What is perhaps lesser known is that some of the largest and most sophisticated muni dealers have been recently working on muni callable models of their own. And are these models based on decades-old “industry standard” bond option pricing models resting on no-arbitrage foundations? Of course not. That would be a fundamental misapplication of financial theory, but also wholly misleading when it comes to understanding real options in a nuanced municipal market.
In fact, these new models are based on far more complex (read “realistic”) models of asset-backed securities that have prepayment risks. And this is the only productive direction for the future; developing and calibrating realistic models for refunding behavior, the “prepayment” of the muni market. It is refunding behavior that ultimately drives interest rate, credit, and even tax risk for callable muni investors.
But modeling issuer refunding behavior is hard. How is it impacted by issuer size, sector, advance refunding eligibility, codified refunding guidelines, fiscal distress, etc.? Clearly, this is no simple task. Then again, neither was building a car that drives itself. Call me an optimist, but given the combination of computing power and municipal data now at our disposal, I think it can be done (and most of it already has).
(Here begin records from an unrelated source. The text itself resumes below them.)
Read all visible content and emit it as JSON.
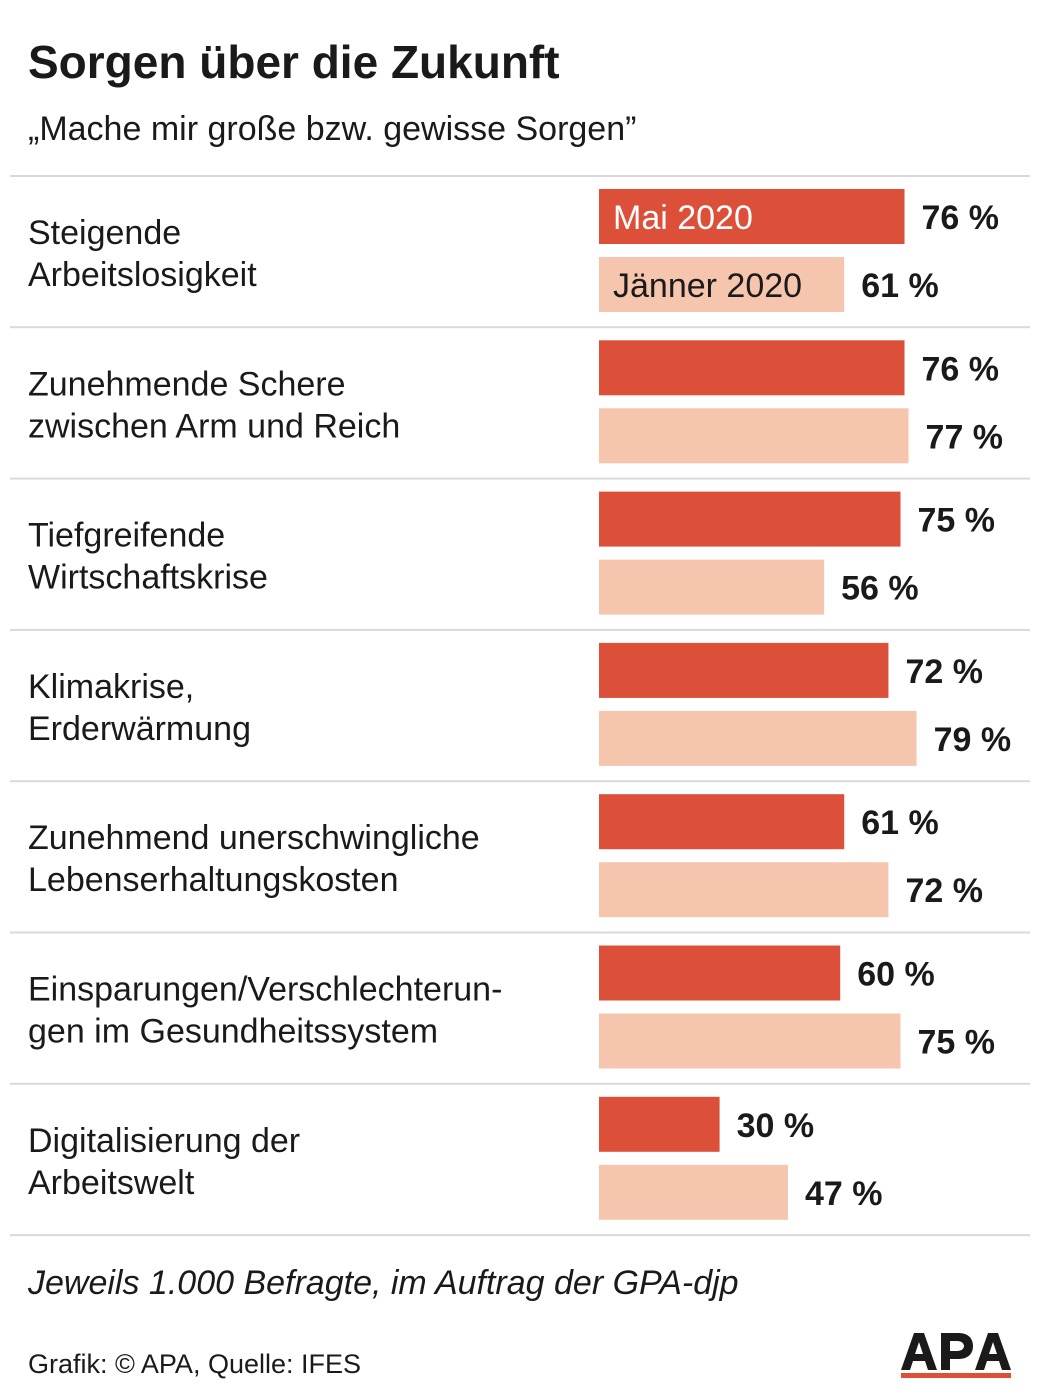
{
  "chart_data": {
    "type": "bar",
    "orientation": "horizontal",
    "title": "Sorgen über die Zukunft",
    "subtitle": "„Mache mir große bzw. gewisse Sorgen”",
    "categories": [
      [
        "Steigende",
        "Arbeitslosigkeit"
      ],
      [
        "Zunehmende Schere",
        "zwischen Arm und Reich"
      ],
      [
        "Tiefgreifende",
        "Wirtschaftskrise"
      ],
      [
        "Klimakrise,",
        "Erderwärmung"
      ],
      [
        "Zunehmend unerschwingliche",
        "Lebenserhaltungskosten"
      ],
      [
        "Einsparungen/Verschlechterun-",
        "gen im Gesundheitssystem"
      ],
      [
        "Digitalisierung der",
        "Arbeitswelt"
      ]
    ],
    "series": [
      {
        "name": "Mai 2020",
        "color": "#dc4f38",
        "label_color": "#ffffff",
        "values": [
          76,
          76,
          75,
          72,
          61,
          60,
          30
        ]
      },
      {
        "name": "Jänner 2020",
        "color": "#f6c5ad",
        "label_color": "#1a1a1a",
        "values": [
          61,
          77,
          56,
          79,
          72,
          75,
          47
        ]
      }
    ],
    "value_suffix": " %",
    "legend": "inside first bars",
    "grid": false,
    "xlim": [
      0,
      100
    ]
  },
  "footnote": "Jeweils 1.000 Befragte, im Auftrag der GPA-djp",
  "credit": "Grafik: © APA, Quelle: IFES",
  "logo_text": "APA",
  "colors": {
    "separator": "#d9d9d9",
    "text": "#1a1a1a",
    "logo": "#1a1a1a",
    "logo_accent": "#dc4f38"
  }
}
Financial modeling is serious business that’s developed significantly since the Financial Crisis.1 The difference between risk-management and performance measuring, real-world models (appropriate for munis) and no-arbitrage option pricing models (entirely inappropriate for munis) has come into much greater focus. The enormous losses incurred in the Crisis through the overzealous use of oversimplified models also lead Paul Wilmott and Emanual Derman (of Black-Derman-Toy option model fame) to pen the Financial Modeler’s Manifesto:
- I will remember that I didn't make the world, and it doesn't satisfy my equations.
- I will never sacrifice reality for elegance without explaining why I have done so.
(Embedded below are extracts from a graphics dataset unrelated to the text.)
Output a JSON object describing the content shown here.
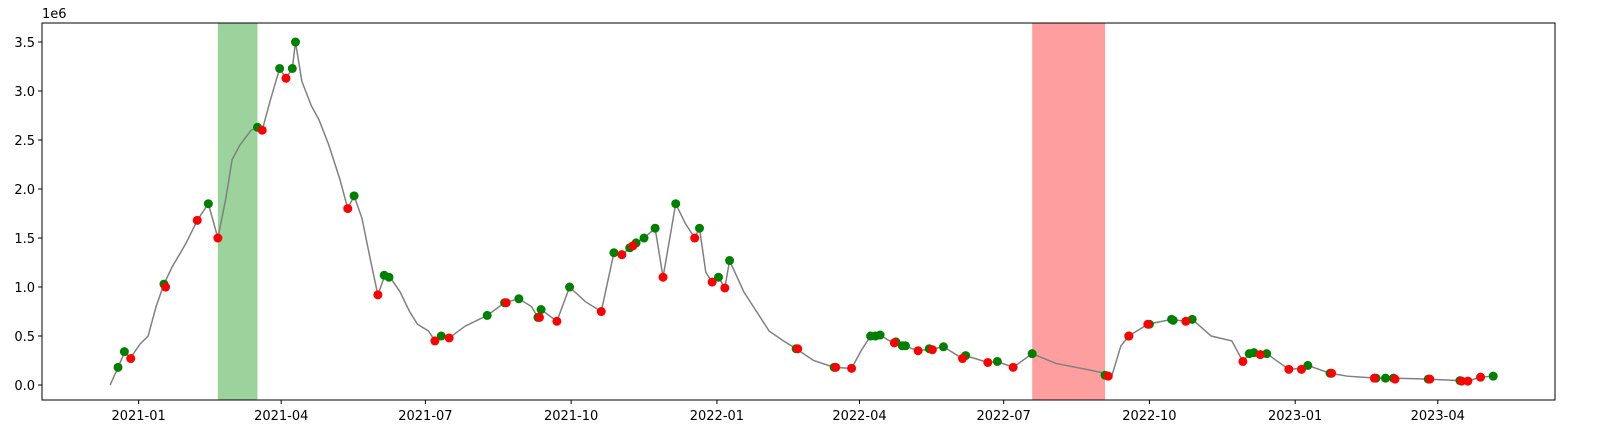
{
  "chart_data": {
    "type": "line",
    "yoffset": "1e6",
    "xlim": [
      "2020-11-01",
      "2023-06-14"
    ],
    "ylim": [
      -0.153,
      3.694
    ],
    "xticks": [
      {
        "value": "2021-01-01",
        "label": "2021-01"
      },
      {
        "value": "2021-04-01",
        "label": "2021-04"
      },
      {
        "value": "2021-07-01",
        "label": "2021-07"
      },
      {
        "value": "2021-10-01",
        "label": "2021-10"
      },
      {
        "value": "2022-01-01",
        "label": "2022-01"
      },
      {
        "value": "2022-04-01",
        "label": "2022-04"
      },
      {
        "value": "2022-07-01",
        "label": "2022-07"
      },
      {
        "value": "2022-10-01",
        "label": "2022-10"
      },
      {
        "value": "2023-01-01",
        "label": "2023-01"
      },
      {
        "value": "2023-04-01",
        "label": "2023-04"
      }
    ],
    "yticks": [
      {
        "value": 0,
        "label": "0.0"
      },
      {
        "value": 0.5,
        "label": "0.5"
      },
      {
        "value": 1,
        "label": "1.0"
      },
      {
        "value": 1.5,
        "label": "1.5"
      },
      {
        "value": 2,
        "label": "2.0"
      },
      {
        "value": 2.5,
        "label": "2.5"
      },
      {
        "value": 3,
        "label": "3.0"
      },
      {
        "value": 3.5,
        "label": "3.5"
      }
    ],
    "spans": [
      {
        "x": [
          "2021-02-20",
          "2021-03-17"
        ],
        "color": "#2ca02c"
      },
      {
        "x": [
          "2022-07-19",
          "2022-09-03"
        ],
        "color": "#ff3030"
      }
    ],
    "series": [
      {
        "type": "line",
        "color": "#808080",
        "x": [
          "2020-12-14",
          "2020-12-19",
          "2020-12-23",
          "2020-12-27",
          "2021-01-02",
          "2021-01-07",
          "2021-01-12",
          "2021-01-17",
          "2021-01-22",
          "2021-01-31",
          "2021-02-07",
          "2021-02-14",
          "2021-02-20",
          "2021-02-25",
          "2021-03-01",
          "2021-03-06",
          "2021-03-13",
          "2021-03-17",
          "2021-03-20",
          "2021-03-25",
          "2021-03-31",
          "2021-04-04",
          "2021-04-08",
          "2021-04-10",
          "2021-04-14",
          "2021-04-20",
          "2021-04-25",
          "2021-05-01",
          "2021-05-08",
          "2021-05-13",
          "2021-05-17",
          "2021-05-22",
          "2021-05-27",
          "2021-06-01",
          "2021-06-05",
          "2021-06-10",
          "2021-06-15",
          "2021-06-21",
          "2021-06-26",
          "2021-07-03",
          "2021-07-07",
          "2021-07-11",
          "2021-07-16",
          "2021-07-26",
          "2021-08-09",
          "2021-08-20",
          "2021-08-29",
          "2021-09-06",
          "2021-09-10",
          "2021-09-12",
          "2021-09-22",
          "2021-09-30",
          "2021-10-10",
          "2021-10-20",
          "2021-10-28",
          "2021-11-02",
          "2021-11-07",
          "2021-11-11",
          "2021-11-16",
          "2021-11-23",
          "2021-11-28",
          "2021-12-06",
          "2021-12-12",
          "2021-12-18",
          "2021-12-21",
          "2021-12-25",
          "2021-12-29",
          "2022-01-02",
          "2022-01-06",
          "2022-01-09",
          "2022-01-18",
          "2022-01-24",
          "2022-02-03",
          "2022-02-12",
          "2022-02-20",
          "2022-03-03",
          "2022-03-16",
          "2022-03-27",
          "2022-04-02",
          "2022-04-08",
          "2022-04-14",
          "2022-04-22",
          "2022-04-29",
          "2022-05-08",
          "2022-05-18",
          "2022-05-24",
          "2022-06-05",
          "2022-06-07",
          "2022-06-21",
          "2022-06-27",
          "2022-07-07",
          "2022-07-19",
          "2022-08-03",
          "2022-08-19",
          "2022-09-03",
          "2022-09-07",
          "2022-09-13",
          "2022-09-18",
          "2022-09-30",
          "2022-10-15",
          "2022-10-24",
          "2022-10-28",
          "2022-11-09",
          "2022-11-22",
          "2022-11-29",
          "2022-12-03",
          "2022-12-08",
          "2022-12-14",
          "2022-12-28",
          "2023-01-04",
          "2023-01-09",
          "2023-01-23",
          "2023-02-03",
          "2023-02-21",
          "2023-03-05",
          "2023-03-26",
          "2023-04-15",
          "2023-04-20",
          "2023-04-28",
          "2023-05-06"
        ],
        "values": [
          0,
          0.18,
          0.33,
          0.28,
          0.42,
          0.5,
          0.8,
          1.03,
          1.2,
          1.45,
          1.68,
          1.85,
          1.5,
          1.9,
          2.3,
          2.45,
          2.6,
          2.63,
          2.6,
          2.9,
          3.23,
          3.13,
          3.23,
          3.5,
          3.1,
          2.85,
          2.7,
          2.45,
          2.1,
          1.8,
          1.93,
          1.7,
          1.3,
          0.92,
          1.1,
          1.07,
          0.95,
          0.75,
          0.62,
          0.55,
          0.45,
          0.5,
          0.48,
          0.6,
          0.71,
          0.84,
          0.88,
          0.8,
          0.69,
          0.77,
          0.65,
          1.0,
          0.85,
          0.75,
          1.35,
          1.33,
          1.4,
          1.45,
          1.5,
          1.6,
          1.1,
          1.85,
          1.65,
          1.5,
          1.6,
          1.15,
          1.05,
          1.1,
          0.99,
          1.27,
          0.95,
          0.8,
          0.55,
          0.45,
          0.37,
          0.25,
          0.18,
          0.17,
          0.35,
          0.5,
          0.51,
          0.43,
          0.4,
          0.35,
          0.37,
          0.39,
          0.27,
          0.3,
          0.23,
          0.24,
          0.18,
          0.32,
          0.22,
          0.17,
          0.12,
          0.08,
          0.4,
          0.5,
          0.62,
          0.67,
          0.65,
          0.67,
          0.5,
          0.45,
          0.24,
          0.32,
          0.33,
          0.32,
          0.16,
          0.17,
          0.2,
          0.12,
          0.09,
          0.07,
          0.07,
          0.06,
          0.045,
          0.04,
          0.08,
          0.09
        ]
      },
      {
        "type": "scatter",
        "color": "#008000",
        "x": [
          "2020-12-19",
          "2020-12-23",
          "2021-01-17",
          "2021-02-14",
          "2021-03-17",
          "2021-03-31",
          "2021-04-08",
          "2021-04-10",
          "2021-05-17",
          "2021-06-05",
          "2021-06-08",
          "2021-07-11",
          "2021-08-09",
          "2021-08-20",
          "2021-08-29",
          "2021-09-10",
          "2021-09-12",
          "2021-09-30",
          "2021-10-28",
          "2021-11-07",
          "2021-11-11",
          "2021-11-16",
          "2021-11-23",
          "2021-12-06",
          "2021-12-21",
          "2022-01-02",
          "2022-01-09",
          "2022-02-20",
          "2022-03-16",
          "2022-04-08",
          "2022-04-11",
          "2022-04-14",
          "2022-04-24",
          "2022-04-28",
          "2022-04-30",
          "2022-05-15",
          "2022-05-24",
          "2022-06-07",
          "2022-06-27",
          "2022-07-19",
          "2022-09-03",
          "2022-09-18",
          "2022-10-01",
          "2022-10-15",
          "2022-10-16",
          "2022-10-28",
          "2022-12-03",
          "2022-12-06",
          "2022-12-14",
          "2023-01-09",
          "2023-01-23",
          "2023-02-21",
          "2023-02-27",
          "2023-03-04",
          "2023-03-26",
          "2023-04-15",
          "2023-05-06"
        ],
        "values": [
          0.18,
          0.34,
          1.03,
          1.85,
          2.63,
          3.23,
          3.23,
          3.5,
          1.93,
          1.12,
          1.1,
          0.5,
          0.71,
          0.84,
          0.88,
          0.69,
          0.77,
          1.0,
          1.35,
          1.4,
          1.45,
          1.5,
          1.6,
          1.85,
          1.6,
          1.1,
          1.27,
          0.37,
          0.18,
          0.5,
          0.5,
          0.51,
          0.44,
          0.4,
          0.4,
          0.37,
          0.39,
          0.3,
          0.24,
          0.32,
          0.1,
          0.5,
          0.62,
          0.67,
          0.66,
          0.67,
          0.32,
          0.33,
          0.32,
          0.2,
          0.12,
          0.07,
          0.07,
          0.07,
          0.06,
          0.045,
          0.09
        ]
      },
      {
        "type": "scatter",
        "color": "#ff0000",
        "x": [
          "2020-12-27",
          "2021-01-18",
          "2021-02-07",
          "2021-02-20",
          "2021-03-20",
          "2021-04-04",
          "2021-05-13",
          "2021-06-01",
          "2021-07-07",
          "2021-07-16",
          "2021-08-21",
          "2021-09-11",
          "2021-09-22",
          "2021-10-20",
          "2021-11-02",
          "2021-11-09",
          "2021-11-28",
          "2021-12-18",
          "2021-12-29",
          "2022-01-06",
          "2022-02-21",
          "2022-03-17",
          "2022-03-27",
          "2022-04-23",
          "2022-05-08",
          "2022-05-17",
          "2022-06-05",
          "2022-06-21",
          "2022-07-07",
          "2022-09-05",
          "2022-09-18",
          "2022-09-30",
          "2022-10-24",
          "2022-11-29",
          "2022-12-10",
          "2022-12-28",
          "2023-01-05",
          "2023-01-24",
          "2023-02-20",
          "2023-03-05",
          "2023-03-27",
          "2023-04-16",
          "2023-04-20",
          "2023-04-28"
        ],
        "values": [
          0.27,
          1.0,
          1.68,
          1.5,
          2.6,
          3.13,
          1.8,
          0.92,
          0.45,
          0.48,
          0.84,
          0.69,
          0.65,
          0.75,
          1.33,
          1.42,
          1.1,
          1.5,
          1.05,
          0.99,
          0.37,
          0.18,
          0.17,
          0.43,
          0.35,
          0.36,
          0.27,
          0.23,
          0.18,
          0.09,
          0.5,
          0.62,
          0.65,
          0.24,
          0.31,
          0.16,
          0.16,
          0.12,
          0.07,
          0.06,
          0.06,
          0.04,
          0.04,
          0.08
        ]
      }
    ]
  }
}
- Nor will I give the people who use my model false comfort about its accuracy. Instead, I will make explicit its assumptions and oversights.
Municipal advisors, in light of current MSRB rules, would do well to abide by these commitments. The BondBuyer “Confusion” article regrettably falls short on all counts. Referring to some in the muni market who’ve succumbed to using inappropriate option pricing models to create a mythical muni OAS, the author indulges in mistaken self-righteousness, “Better late than never.” When it comes to quantitative whitewashing of complex, real-world financial dynamics, “better never.”
1Some of John Hull’s recent research (co-author of the famous Hull-White bond option model) is but one example.